Everywhere the list caused consternation. Van Buren’s was the only name of distinction in it; and only one of the appointees had had experience in the administration of national affairs. Hamilton pronounced the group “the most unintellectual Cabinet we ever had.” Van Buren doubted whether he ought to have accepted a seat in such company. A crowning expression of dissatisfaction came from the Tennessee delegation in Congress, which formally protested against the appointment of Eaton. But the President-elect was not to be swayed. His ideas of administrative efficiency were not highly developed, and he believed that his Cabinet would prove equal to all demands made upon it.
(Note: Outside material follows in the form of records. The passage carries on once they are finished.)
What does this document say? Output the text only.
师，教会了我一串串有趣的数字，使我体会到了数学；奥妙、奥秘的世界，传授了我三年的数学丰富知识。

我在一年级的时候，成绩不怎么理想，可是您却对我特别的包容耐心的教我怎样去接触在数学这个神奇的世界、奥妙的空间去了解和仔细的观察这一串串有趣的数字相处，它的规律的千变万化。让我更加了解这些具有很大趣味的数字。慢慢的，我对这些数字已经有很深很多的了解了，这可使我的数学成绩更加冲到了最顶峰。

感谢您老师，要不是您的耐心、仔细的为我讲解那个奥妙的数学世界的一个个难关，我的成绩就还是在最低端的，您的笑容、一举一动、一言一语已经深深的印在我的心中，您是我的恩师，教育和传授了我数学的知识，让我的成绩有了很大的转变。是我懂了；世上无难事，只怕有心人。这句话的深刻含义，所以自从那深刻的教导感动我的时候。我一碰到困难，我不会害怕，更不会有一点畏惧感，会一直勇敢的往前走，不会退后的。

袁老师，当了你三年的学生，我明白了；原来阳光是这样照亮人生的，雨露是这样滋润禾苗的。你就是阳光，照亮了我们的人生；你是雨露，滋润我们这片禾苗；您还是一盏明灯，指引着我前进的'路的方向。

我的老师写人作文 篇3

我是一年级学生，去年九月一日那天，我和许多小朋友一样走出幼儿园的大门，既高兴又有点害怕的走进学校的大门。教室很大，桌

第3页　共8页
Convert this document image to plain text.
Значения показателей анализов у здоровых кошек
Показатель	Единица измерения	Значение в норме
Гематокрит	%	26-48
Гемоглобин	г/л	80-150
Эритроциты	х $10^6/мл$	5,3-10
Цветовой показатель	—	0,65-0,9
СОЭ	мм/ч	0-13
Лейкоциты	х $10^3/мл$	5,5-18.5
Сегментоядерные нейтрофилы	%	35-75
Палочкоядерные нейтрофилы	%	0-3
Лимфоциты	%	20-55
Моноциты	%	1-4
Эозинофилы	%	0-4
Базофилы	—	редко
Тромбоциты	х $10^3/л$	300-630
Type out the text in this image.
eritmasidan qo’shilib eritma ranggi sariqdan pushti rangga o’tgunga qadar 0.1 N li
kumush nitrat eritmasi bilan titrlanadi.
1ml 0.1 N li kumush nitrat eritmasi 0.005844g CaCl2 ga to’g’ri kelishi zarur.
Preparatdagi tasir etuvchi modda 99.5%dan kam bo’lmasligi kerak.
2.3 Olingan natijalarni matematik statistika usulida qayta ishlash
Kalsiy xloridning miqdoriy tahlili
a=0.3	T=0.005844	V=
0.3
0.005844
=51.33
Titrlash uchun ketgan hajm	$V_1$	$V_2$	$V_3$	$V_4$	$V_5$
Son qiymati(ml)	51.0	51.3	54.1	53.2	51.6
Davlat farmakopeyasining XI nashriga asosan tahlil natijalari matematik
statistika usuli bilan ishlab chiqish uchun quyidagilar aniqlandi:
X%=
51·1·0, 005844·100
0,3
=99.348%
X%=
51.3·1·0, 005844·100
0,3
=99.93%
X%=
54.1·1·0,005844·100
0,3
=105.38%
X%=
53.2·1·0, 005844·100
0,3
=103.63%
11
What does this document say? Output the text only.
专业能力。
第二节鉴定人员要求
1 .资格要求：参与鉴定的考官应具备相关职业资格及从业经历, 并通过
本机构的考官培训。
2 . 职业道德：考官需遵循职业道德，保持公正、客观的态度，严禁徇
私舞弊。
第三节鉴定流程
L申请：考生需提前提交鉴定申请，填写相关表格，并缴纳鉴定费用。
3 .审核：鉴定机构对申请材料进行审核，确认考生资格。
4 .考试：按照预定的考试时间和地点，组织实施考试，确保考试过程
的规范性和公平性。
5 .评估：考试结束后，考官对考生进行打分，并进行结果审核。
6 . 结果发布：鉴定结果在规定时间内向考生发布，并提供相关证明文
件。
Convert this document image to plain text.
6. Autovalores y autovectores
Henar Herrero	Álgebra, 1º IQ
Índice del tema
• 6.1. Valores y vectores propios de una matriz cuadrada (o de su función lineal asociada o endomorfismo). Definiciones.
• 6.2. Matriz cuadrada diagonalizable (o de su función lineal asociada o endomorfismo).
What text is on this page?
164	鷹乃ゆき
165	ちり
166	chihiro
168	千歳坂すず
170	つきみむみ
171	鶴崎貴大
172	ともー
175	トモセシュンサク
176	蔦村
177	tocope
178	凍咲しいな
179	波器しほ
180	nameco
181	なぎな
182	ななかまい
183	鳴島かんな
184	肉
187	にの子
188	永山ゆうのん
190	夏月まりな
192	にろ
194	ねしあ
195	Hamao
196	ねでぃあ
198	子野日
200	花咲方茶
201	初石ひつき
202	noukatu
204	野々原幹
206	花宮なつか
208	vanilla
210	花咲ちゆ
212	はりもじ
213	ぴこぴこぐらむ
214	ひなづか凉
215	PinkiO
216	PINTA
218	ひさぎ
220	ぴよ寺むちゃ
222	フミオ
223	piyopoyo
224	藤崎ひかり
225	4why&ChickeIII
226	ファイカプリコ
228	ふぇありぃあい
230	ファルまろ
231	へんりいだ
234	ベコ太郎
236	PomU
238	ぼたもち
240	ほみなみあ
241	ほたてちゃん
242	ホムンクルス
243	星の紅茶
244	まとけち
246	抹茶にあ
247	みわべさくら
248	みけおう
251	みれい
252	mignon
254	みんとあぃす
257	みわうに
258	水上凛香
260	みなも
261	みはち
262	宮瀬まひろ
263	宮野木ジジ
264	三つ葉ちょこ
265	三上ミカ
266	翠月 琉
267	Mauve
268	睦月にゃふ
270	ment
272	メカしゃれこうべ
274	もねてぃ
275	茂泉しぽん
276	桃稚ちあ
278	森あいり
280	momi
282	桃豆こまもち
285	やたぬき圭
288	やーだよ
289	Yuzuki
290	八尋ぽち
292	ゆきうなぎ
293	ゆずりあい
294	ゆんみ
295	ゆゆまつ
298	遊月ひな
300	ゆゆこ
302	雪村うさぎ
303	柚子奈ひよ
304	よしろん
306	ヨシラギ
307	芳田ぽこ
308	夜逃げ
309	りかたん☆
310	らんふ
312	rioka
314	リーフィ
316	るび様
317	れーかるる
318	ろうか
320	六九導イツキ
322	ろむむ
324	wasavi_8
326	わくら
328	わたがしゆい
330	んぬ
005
Not the least of its virtues in his eyes was the fact that, although nearly evenly divided between his own followers and the friends of Calhoun, it contained not one person who was not an uncompromising anti-Clay man.
Meanwhile a motley army of office seekers, personal friends, and sightseers—to the number of ten or fifteen thousand—poured into Washington to see the old régime of Virginia, New York, and Massachusetts go out and the new régime of the people come in. “A monstrous crowd of people,” wrote Webster on Inauguration Day, “is in the city. I never saw anything like it before. Persons have come five hundred miles to see General Jackson, and they really seem to think that the country is rescued from some dreadful danger.” Another observer, who was also not a Jacksonian, wrote: ¹
¹ Parton, Life of Andrew Jackson, Vol. III, p. 168.
No one who was in Washington at the time of General Jackson’s inauguration is likely to forget that period to the day of his death. To us, who had witnessed the quiet and orderly period of the Adams Administration, it seemed as if half the nation had rushed at once into the capital. It was like the inundation of the northern barbarians into Rome, save that the tumultuous tide came in from a different point of the compass. The West and the South seemed to have precipitated themselves upon the North and overwhelmed it. …
Strange faces filled every public place, and every face seemed to bear defiance on its brow. It appeared to me that every Jackson editor in the country was on the spot. They swarmed, especially in the lobbies of the House, an expectant host, a sort of Prætorian band, which, having borne in upon their shields their idolized leader, claimed the reward of the hard-fought contest.